INVESTIGADORES
DE LA MATA Manuel
congresos y reuniones científicas
Título:
Target-mediated microRNA decay in neurons
Autor/es:
DE LA MATA M., VITANESCU M., GAIDATZIS D. , FILIPOWICZ W., GROSSHANS H.
Lugar:
Seattle
Reunión:
Simposio; Keystone symposium on RNA Silencing; 2014
Institución organizadora:
Keystone Symposia
Resumen:
Although known for their
functions in controlling mRNAs, it is becoming increasingly clear that miRNAs
themselves are subject to extensive regulation, including at the level of their
degradation. MiRNAs typically function by accelerating deadenylation and
degradation of target mRNAs. Conversely, it has been shown that target mRNAs or
non-coding RNAs can reciprocally induce decay of miRNAs associated with them.

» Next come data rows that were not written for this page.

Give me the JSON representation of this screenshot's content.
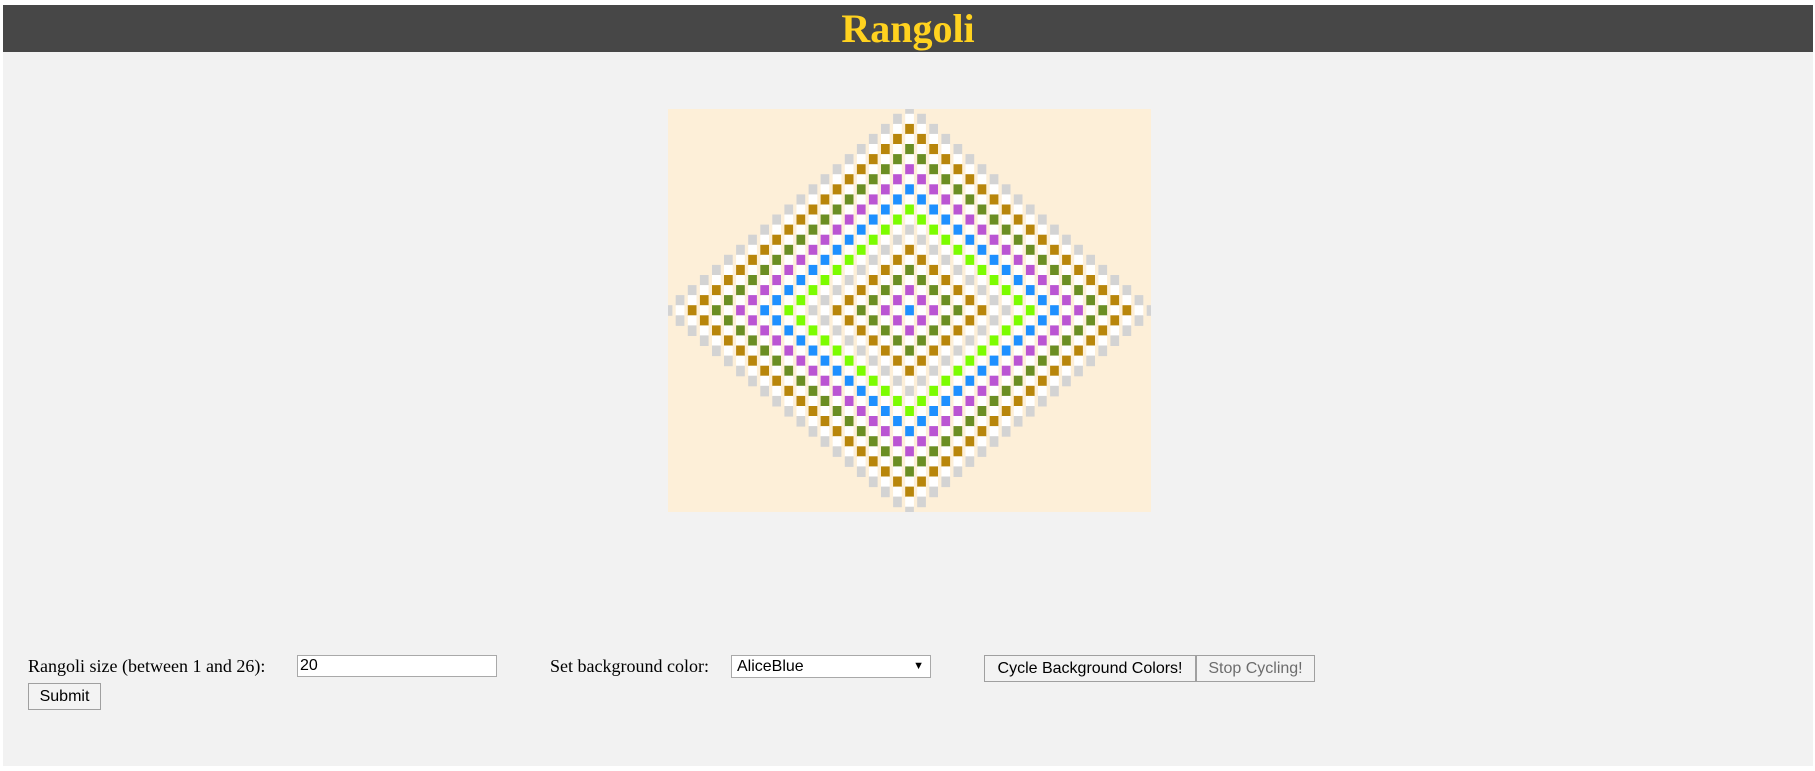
{
  "header": {
    "title": "Rangoli"
  },
  "rangoli": {
    "size": 20,
    "background_color": "#fdefd8",
    "palette": [
      "#d3d3d3",
      "#8b4513",
      "#b8860b",
      "#add8e6",
      "#6b8e23",
      "#808080",
      "#ba55d3",
      "#8b008b",
      "#1e90ff",
      "#cd853f",
      "#7cfc00",
      "#ffc0cb",
      "#ffffff"
    ]
  },
  "controls": {
    "size_label": "Rangoli size (between 1 and 26):",
    "size_value": "20",
    "bg_label": "Set background color:",
    "bg_selected": "AliceBlue",
    "cycle_button": "Cycle Background Colors!",
    "stop_button": "Stop Cycling!",
    "submit_button": "Submit"
  },
  "colors": {
    "header_bg": "#474747",
    "title_color": "#ffd21f",
    "page_bg": "#f2f2f2"
  }
}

We find that target mRNAs efficiently trigger decay of miRNAs in rodent
hippocampal neurons in a manner that depends on the target-miRNA stoichiometry,
binding site architecture, and on the identity of the miRNA. Target-mediated
miRNA decay (TMMD) appears to be much stronger in primary hippocampal neurons than
in other cells such as HEK-293T and SH-SY5Y neuroblastoma cell lines. Early
after target induction, cognate miRNAs undergo multiple non-templated
nucleotide additions with mainly U- and A-tails being generated in several
combinations. The different tailed species follow different kinetics after
target induction, potentially mediating early stages of the degradation pathway.
We propose that the high efficiency of TMMD observed in neurons might be the
consequence of a mechanism involving multiple turnover activity.